Bini is gentle, never judgmental, follows the rules and negotiates between the needs of those who come to him and the ethical and cultural dimensions. There are the teenage twins their mom brought in because one of them wants to be a boy – he tells them to wait, explaining that transition is a complex process. And there are those like the girl who has long since decided she was a woman despite family disapproval, especially from her father, perhaps because of people’s judgment in the small mountain village with 4,000 inhabitants where she lives. “It’s tough,” she repeats, and one can see the terrible pain she is carrying. The doctor gets the process started right away.
There are scenes of tears: Bogdan is rejected twice, too many to take in a lifetime. And others cry because their long-awaited child isn’t coming. Matarrese modulates, works by subtraction and with pinpoint emotional precision; the features of his map never fall into sentimentality, but are a human and political cartography, a picture of contradictions and uncertainties, to which just one answer is simply not enough.
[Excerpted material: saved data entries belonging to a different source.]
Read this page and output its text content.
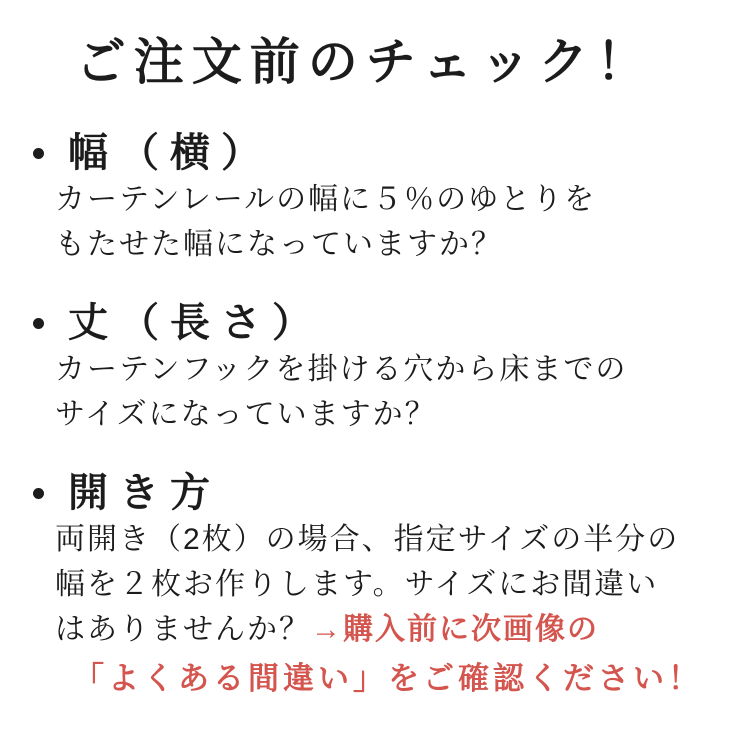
ご注文前のチェック！
幅（横）

カーテンレールの幅に５％のゆとりを

もたせた幅になっていますか？

丈（長さ）

カーテンフックを掛ける穴から床までの

サイズになっていますか？

開き方

両開き（2枚）の場合、指定サイズの半分の

幅を２枚お作りします。サイズにお間違い

はありませんか？→購入前に次画像の

「よくある間違い」をご確認ください！
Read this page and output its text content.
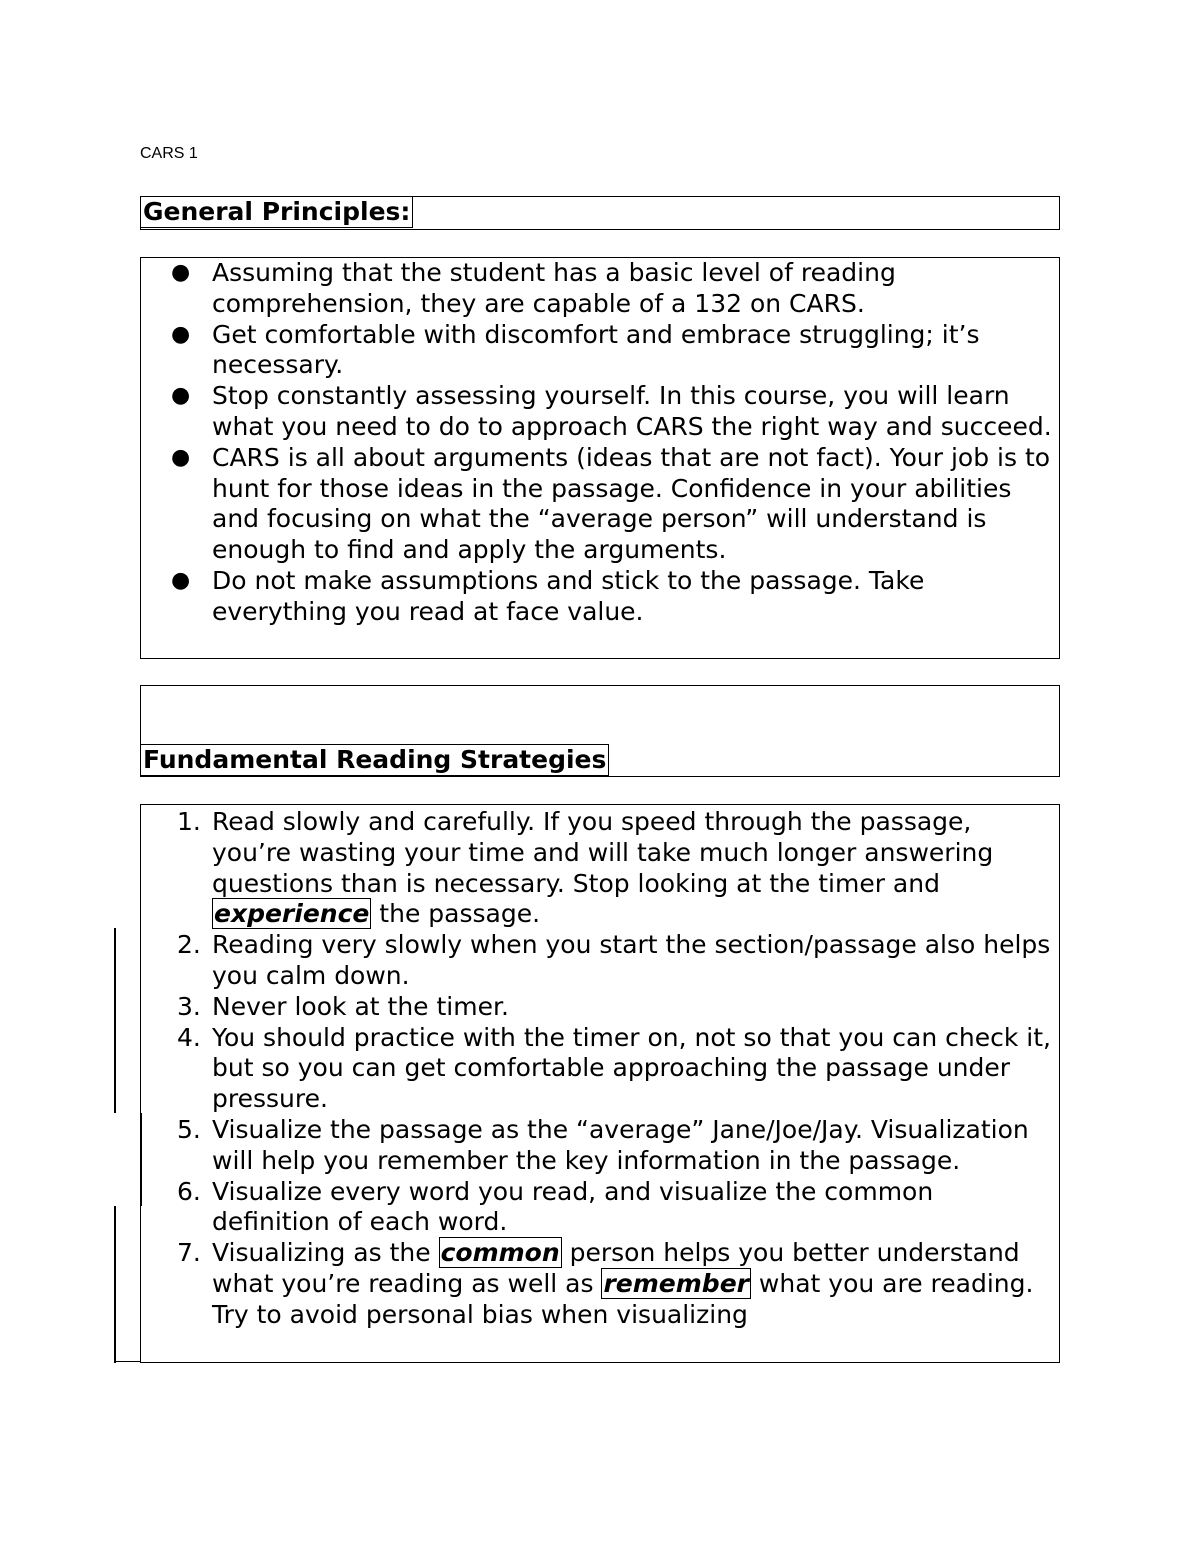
CARS 1
General Principles:
● Assuming that the student has a basic level of reading comprehension, they are capable of a 132 on CARS.
● Get comfortable with discomfort and embrace struggling; it’s necessary.
● Stop constantly assessing yourself. In this course, you will learn what you need to do to approach CARS the right way and succeed.
● CARS is all about arguments (ideas that are not fact). Your job is to hunt for those ideas in the passage. Confidence in your abilities and focusing on what the “average person” will understand is enough to find and apply the arguments.
● Do not make assumptions and stick to the passage. Take everything you read at face value.
Fundamental Reading Strategies
1. Read slowly and carefully. If you speed through the passage, you’re wasting your time and will take much longer answering questions than is necessary. Stop looking at the timer and experience the passage.
2. Reading very slowly when you start the section/passage also helps you calm down.
3. Never look at the timer.
4. You should practice with the timer on, not so that you can check it, but so you can get comfortable approaching the passage under pressure.
5. Visualize the passage as the “average” Jane/Joe/Jay. Visualization will help you remember the key information in the passage.
6. Visualize every word you read, and visualize the common definition of each word.
7. Visualizing as the common person helps you better understand what you’re reading as well as remember what you are reading. Try to avoid personal bias when visualizing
“Making the film was a bit like giving birth to a person. I wanted to avoid any sensationalism of any kind. There are so many stories at this doctor’s office, but I didn’t want to compile a catalog that would have been like trivializing them. Each one has its own specific weight. During editing [by Giorgia Villa], we tried to build up a body in which the individual clips had their own meaning, or were a bit like Bini builds up someone’s life. And sometimes there are three or four in one.” GEN_ captures them, opens them up slowly, lets us viewers catch a glimpse of them as well, on that edge where certainties become questions and experience is in constant transformation.